On Wednesday, the House Ways and Means Committee voted 24-19 to advance a plan that would generate more than $2 trillion that would go toward expanding Medicare, increasing renewable-energy tax breaks and creating a national paid-leave program, among other items. Rep. Stephanie Murphy (D., Fla.) joined Republicans in opposition.
The changes targeting in-kind transactions by funds are expected to generate just over $200 billion over a decade, according to preliminary estimates by the Joint Committee on Taxation that were shared with Sen. Wyden’s office.
Industry lobby groups from ICI to Securities Industry and Financial Markets Association are strategizing on how to topple the proposal. ICI is soliciting feedback from firms.
Among key ICI statistics starting to circulate and become echoed by various lobbyists and executives is that nearly 12 million U.S. households own ETFs, and the median income of these households is $125,000. That is well below the income level Democrats are targeting for tax increases.
Some asset managers are saying that the proposal would unintentionally saddle long-term investors with a higher tax bill than short-term traders.
BlackRock Inc. said it was looking into the proposal. "We would be concerned about policies that would raise costs and reduce returns for long-term investors and retirement savers, and are carefully reviewing Sen. Wyden’s proposal to better understand how it will impact millions of long-term investors," said a spokesman.
The in-kind trades that this proposal targets are a vital part of the multitrillion-dollar industry. Every day, banks buy baskets of instruments to exchange for shares of ETFs, or vice versa, keeping ETF prices in line with their underlying investments.
In some cases, fund managers will engineer in-kind trades to help manage tax burdens of the fund while also rebalancing the funds so they track indexes. A fund manager could instruct a bank to steer big inflows in and out of a fund. These flows resemble spikes and troughs in an electrocardiogram and are known in the industry as heartbeat trades. In the process, the ETFs shed shares that might otherwise trigger a taxable gain.
These trades—which can be outsize and visible—were among the issues that prompted Sen. Wyden’s office to pay closer attention to the tax advantages of ETFs in the past two years.
A spokeswoman for Sen. Wyden said that the proposed rule would affect those that invest in ETFs through taxable brokerages, while those in tax-sheltered accounts such as individual retirement accounts wouldn’t be affected.
Invesco Ltd. , a large ETF manager, in a statement said the firm "strongly disagrees with the premise of the proposed legislation.

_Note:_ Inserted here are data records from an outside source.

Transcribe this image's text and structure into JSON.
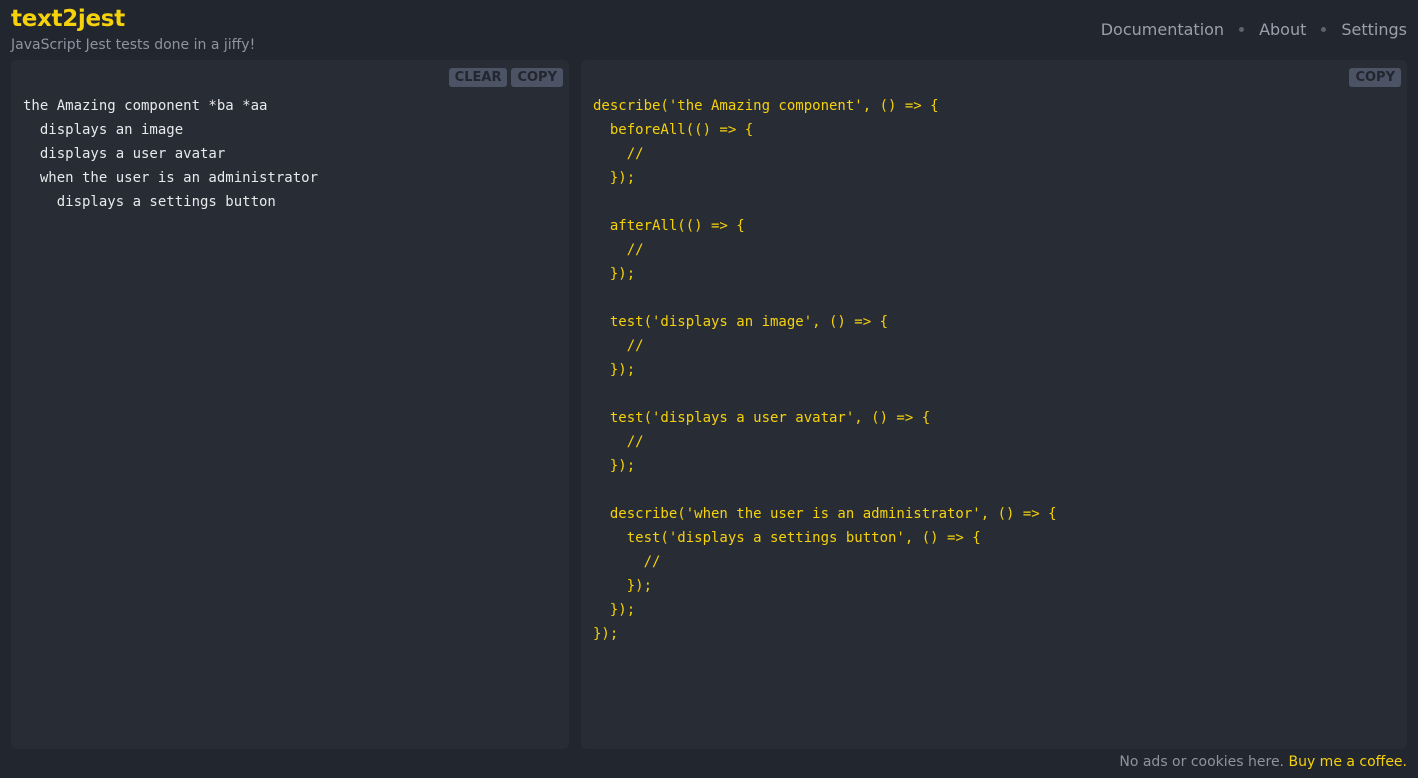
{
  "header": {
    "title": "text2jest",
    "tagline": "JavaScript Jest tests done in a jiffy!",
    "nav": [
      "Documentation",
      "About",
      "Settings"
    ]
  },
  "input_panel": {
    "clear_label": "CLEAR",
    "copy_label": "COPY",
    "text": "the Amazing component *ba *aa\n  displays an image\n  displays a user avatar\n  when the user is an administrator\n    displays a settings button"
  },
  "output_panel": {
    "copy_label": "COPY",
    "code": "describe('the Amazing component', () => {\n  beforeAll(() => {\n    //\n  });\n\n  afterAll(() => {\n    //\n  });\n\n  test('displays an image', () => {\n    //\n  });\n\n  test('displays a user avatar', () => {\n    //\n  });\n\n  describe('when the user is an administrator', () => {\n    test('displays a settings button', () => {\n      //\n    });\n  });\n});"
  },
  "footer": {
    "text": "No ads or cookies here. ",
    "link": "Buy me a coffee."
  },
  "colors": {
    "accent": "#f5d20c",
    "background": "#22262f",
    "panel": "#282c35"
  }
}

"Portraying ETFs as an investment for the ‘wealthy’ goes against the nature of the vehicle’s potential benefits and those who are ‘wealthy’ would likely just shift their assets into other platforms or investment vehicles," the company said.
In a statement, Sen. Wyden said "The big-picture point here is that pass-through and partnership taxation are a mess." He added, " As the Senate Democratic caucus continues to look at the menu of tax policy I’ve put forward, this package of loophole closers will be an important part of our conversation."

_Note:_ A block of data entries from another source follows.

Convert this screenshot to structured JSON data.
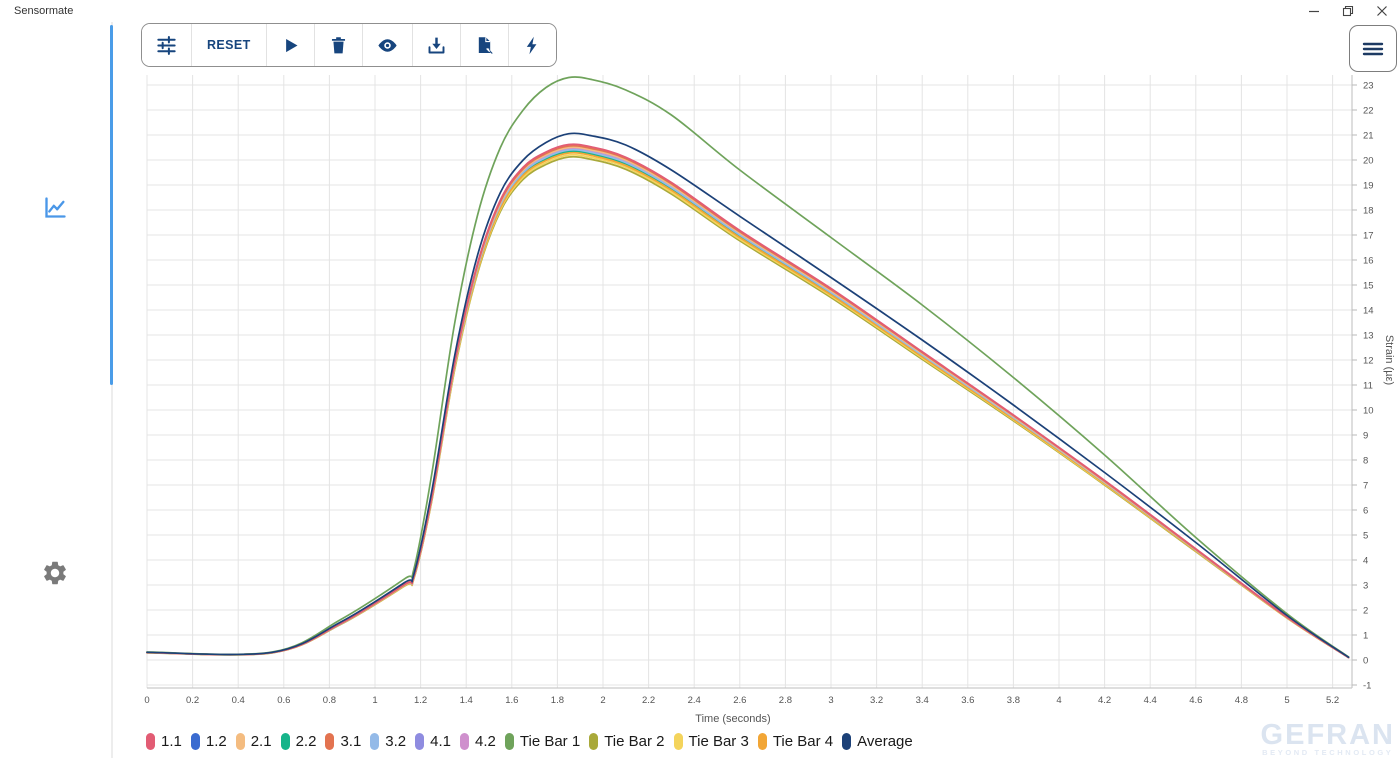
{
  "window": {
    "title": "Sensormate",
    "controls": {
      "minimize": "minimize",
      "restore": "restore-down",
      "close": "close"
    }
  },
  "sidebar": {
    "items": [
      {
        "id": "chart",
        "icon": "line-chart-icon",
        "active": true
      },
      {
        "id": "settings",
        "icon": "gear-icon",
        "active": false
      }
    ],
    "accent_color": "#4a9ce8"
  },
  "toolbar": {
    "reset_label": "RESET",
    "icon_color": "#17457e",
    "icons": [
      "tune-icon",
      "play-icon",
      "delete-icon",
      "visibility-icon",
      "download-icon",
      "file-export-icon",
      "bolt-icon"
    ]
  },
  "menu": {
    "icon": "hamburger-icon"
  },
  "watermark": {
    "brand": "GEFRAN",
    "tagline": "BEYOND TECHNOLOGY"
  },
  "chart_data": {
    "type": "line",
    "title": "",
    "xlabel": "Time (seconds)",
    "ylabel": "Strain (µε)",
    "xlim": [
      0,
      5.3
    ],
    "ylim": [
      -1,
      23.4
    ],
    "grid": true,
    "legend_position": "bottom",
    "grid_color": "#e4e4e4",
    "axis_color": "#c9c9c9",
    "tick_label_color": "#555555",
    "x_ticks": [
      0,
      0.2,
      0.4,
      0.6,
      0.8,
      1,
      1.2,
      1.4,
      1.6,
      1.8,
      2,
      2.2,
      2.4,
      2.6,
      2.8,
      3,
      3.2,
      3.4,
      3.6,
      3.8,
      4,
      4.2,
      4.4,
      4.6,
      4.8,
      5,
      5.2
    ],
    "x_tick_labels": [
      "0",
      "0.2",
      "0.4",
      "0.6",
      "0.8",
      "1",
      "1.2",
      "1.4",
      "1.6",
      "1.8",
      "2",
      "2.2",
      "2.4",
      "2.6",
      "2.8",
      "3",
      "3.2",
      "3.4",
      "3.6",
      "3.8",
      "4",
      "4.2",
      "4.4",
      "4.6",
      "4.8",
      "5",
      "5.2"
    ],
    "y_ticks": [
      -1,
      0,
      1,
      2,
      3,
      4,
      5,
      6,
      7,
      8,
      9,
      10,
      11,
      12,
      13,
      14,
      15,
      16,
      17,
      18,
      19,
      20,
      21,
      22,
      23
    ],
    "y_tick_labels": [
      "-1",
      "0",
      "1",
      "2",
      "3",
      "4",
      "5",
      "6",
      "7",
      "8",
      "9",
      "10",
      "11",
      "12",
      "13",
      "14",
      "15",
      "16",
      "17",
      "18",
      "19",
      "20",
      "21",
      "22",
      "23"
    ],
    "x": [
      0,
      0.55,
      0.85,
      1.13,
      1.17,
      1.25,
      1.35,
      1.45,
      1.55,
      1.65,
      1.75,
      1.85,
      1.95,
      2.1,
      2.3,
      2.6,
      3.0,
      3.4,
      3.8,
      4.2,
      4.6,
      5.0,
      5.27
    ],
    "series": [
      {
        "name": "1.2",
        "color": "#3a6bd0",
        "width": 1.8,
        "values": [
          0.3,
          0.3,
          1.45,
          3.0,
          3.3,
          6.49,
          11.78,
          15.68,
          18.17,
          19.47,
          20.07,
          20.37,
          20.27,
          19.87,
          18.87,
          16.98,
          14.68,
          12.18,
          9.69,
          7.09,
          4.39,
          1.7,
          0.1
        ]
      },
      {
        "name": "2.2",
        "color": "#16b48a",
        "width": 1.8,
        "values": [
          0.3,
          0.3,
          1.45,
          2.99,
          3.29,
          6.48,
          11.77,
          15.65,
          18.15,
          19.44,
          20.04,
          20.34,
          20.24,
          19.84,
          18.84,
          16.95,
          14.66,
          12.16,
          9.67,
          7.08,
          4.39,
          1.7,
          0.1
        ]
      },
      {
        "name": "4.1",
        "color": "#8f8ce0",
        "width": 1.8,
        "values": [
          0.3,
          0.3,
          1.45,
          3.01,
          3.31,
          6.51,
          11.82,
          15.73,
          18.24,
          19.54,
          20.14,
          20.44,
          20.34,
          19.94,
          18.94,
          17.03,
          14.73,
          12.22,
          9.72,
          7.11,
          4.41,
          1.7,
          0.1
        ]
      },
      {
        "name": "4.2",
        "color": "#cf90cd",
        "width": 1.8,
        "values": [
          0.3,
          0.3,
          1.45,
          3.01,
          3.31,
          6.52,
          11.84,
          15.75,
          18.26,
          19.57,
          20.17,
          20.47,
          20.37,
          19.97,
          18.96,
          17.06,
          14.75,
          12.24,
          9.73,
          7.12,
          4.42,
          1.71,
          0.1
        ]
      },
      {
        "name": "Tie Bar 2",
        "color": "#a9a93a",
        "width": 1.8,
        "values": [
          0.29,
          0.29,
          1.43,
          2.96,
          3.25,
          6.41,
          11.64,
          15.48,
          17.95,
          19.23,
          19.82,
          20.12,
          20.02,
          19.63,
          18.64,
          16.77,
          14.5,
          12.03,
          9.57,
          7.0,
          4.34,
          1.68,
          0.1
        ]
      },
      {
        "name": "Tie Bar 3",
        "color": "#f4d45c",
        "width": 1.8,
        "values": [
          0.3,
          0.3,
          1.44,
          2.97,
          3.27,
          6.44,
          11.68,
          15.55,
          18.02,
          19.31,
          19.9,
          20.2,
          20.1,
          19.71,
          18.71,
          16.83,
          14.56,
          12.08,
          9.61,
          7.03,
          4.36,
          1.68,
          0.1
        ]
      },
      {
        "name": "Tie Bar 4",
        "color": "#f2a636",
        "width": 1.8,
        "values": [
          0.3,
          0.3,
          1.44,
          2.98,
          3.28,
          6.46,
          11.73,
          15.61,
          18.09,
          19.39,
          19.98,
          20.28,
          20.18,
          19.78,
          18.79,
          16.9,
          14.61,
          12.13,
          9.64,
          7.06,
          4.37,
          1.69,
          0.1
        ]
      },
      {
        "name": "3.2",
        "color": "#94bae8",
        "width": 1.8,
        "values": [
          0.3,
          0.3,
          1.45,
          3.0,
          3.3,
          6.5,
          11.8,
          15.7,
          18.2,
          19.5,
          20.1,
          20.4,
          20.3,
          19.9,
          18.9,
          17.0,
          14.7,
          12.2,
          9.7,
          7.1,
          4.4,
          1.7,
          0.1
        ]
      },
      {
        "name": "2.1",
        "color": "#f4bc80",
        "width": 1.8,
        "values": [
          0.3,
          0.3,
          1.46,
          3.01,
          3.32,
          6.53,
          11.86,
          15.78,
          18.29,
          19.6,
          20.2,
          20.5,
          20.4,
          20.0,
          18.99,
          17.08,
          14.77,
          12.26,
          9.75,
          7.13,
          4.42,
          1.71,
          0.1
        ]
      },
      {
        "name": "3.1",
        "color": "#e37350",
        "width": 1.8,
        "values": [
          0.3,
          0.3,
          1.46,
          3.02,
          3.33,
          6.55,
          11.89,
          15.82,
          18.34,
          19.65,
          20.26,
          20.56,
          20.46,
          20.06,
          19.05,
          17.13,
          14.82,
          12.3,
          9.78,
          7.16,
          4.43,
          1.71,
          0.1
        ]
      },
      {
        "name": "1.1",
        "color": "#e25c74",
        "width": 1.8,
        "values": [
          0.3,
          0.3,
          1.47,
          3.03,
          3.34,
          6.57,
          11.93,
          15.87,
          18.4,
          19.71,
          20.32,
          20.62,
          20.52,
          20.11,
          19.1,
          17.18,
          14.86,
          12.33,
          9.8,
          7.18,
          4.45,
          1.72,
          0.1
        ]
      },
      {
        "name": "Tie Bar 1",
        "color": "#6fa35b",
        "width": 1.7,
        "values": [
          0.32,
          0.32,
          1.62,
          3.25,
          3.62,
          7.5,
          13.5,
          17.8,
          20.5,
          22.0,
          22.9,
          23.3,
          23.22,
          22.8,
          21.8,
          19.6,
          16.9,
          14.2,
          11.3,
          8.2,
          4.9,
          1.85,
          0.12
        ]
      },
      {
        "name": "Average",
        "color": "#1c4178",
        "width": 1.7,
        "values": [
          0.31,
          0.31,
          1.52,
          3.1,
          3.42,
          6.8,
          12.2,
          16.2,
          18.7,
          20.0,
          20.7,
          21.05,
          20.97,
          20.6,
          19.6,
          17.75,
          15.3,
          12.8,
          10.2,
          7.5,
          4.7,
          1.78,
          0.11
        ]
      }
    ],
    "legend_order": [
      "1.1",
      "1.2",
      "2.1",
      "2.2",
      "3.1",
      "3.2",
      "4.1",
      "4.2",
      "Tie Bar 1",
      "Tie Bar 2",
      "Tie Bar 3",
      "Tie Bar 4",
      "Average"
    ]
  }
}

Vanguard Group declined to comment on the proposal, but said "the ability of mutual funds and ETFs to transact securities in-kind is a longstanding practice that improves outcomes for millions of investors." For the majority of its U.S. ETFs, Vanguard uses a unique structure in which the firm’s ETFs are share classes of mutual funds.
In these cases, Vanguard’s ETFs can transfer appreciated stocks out of the mutual fund they are tied to in exchanges that don’t incur tax consequences for investors. This means that taxation of in-kind trades would affect both Vanguard’s ETFs and mutual funds.
Executives at Vanguard over the years had questioned whether the favorable tax treatment of in-kind trades would last, said a person familiar with the matter.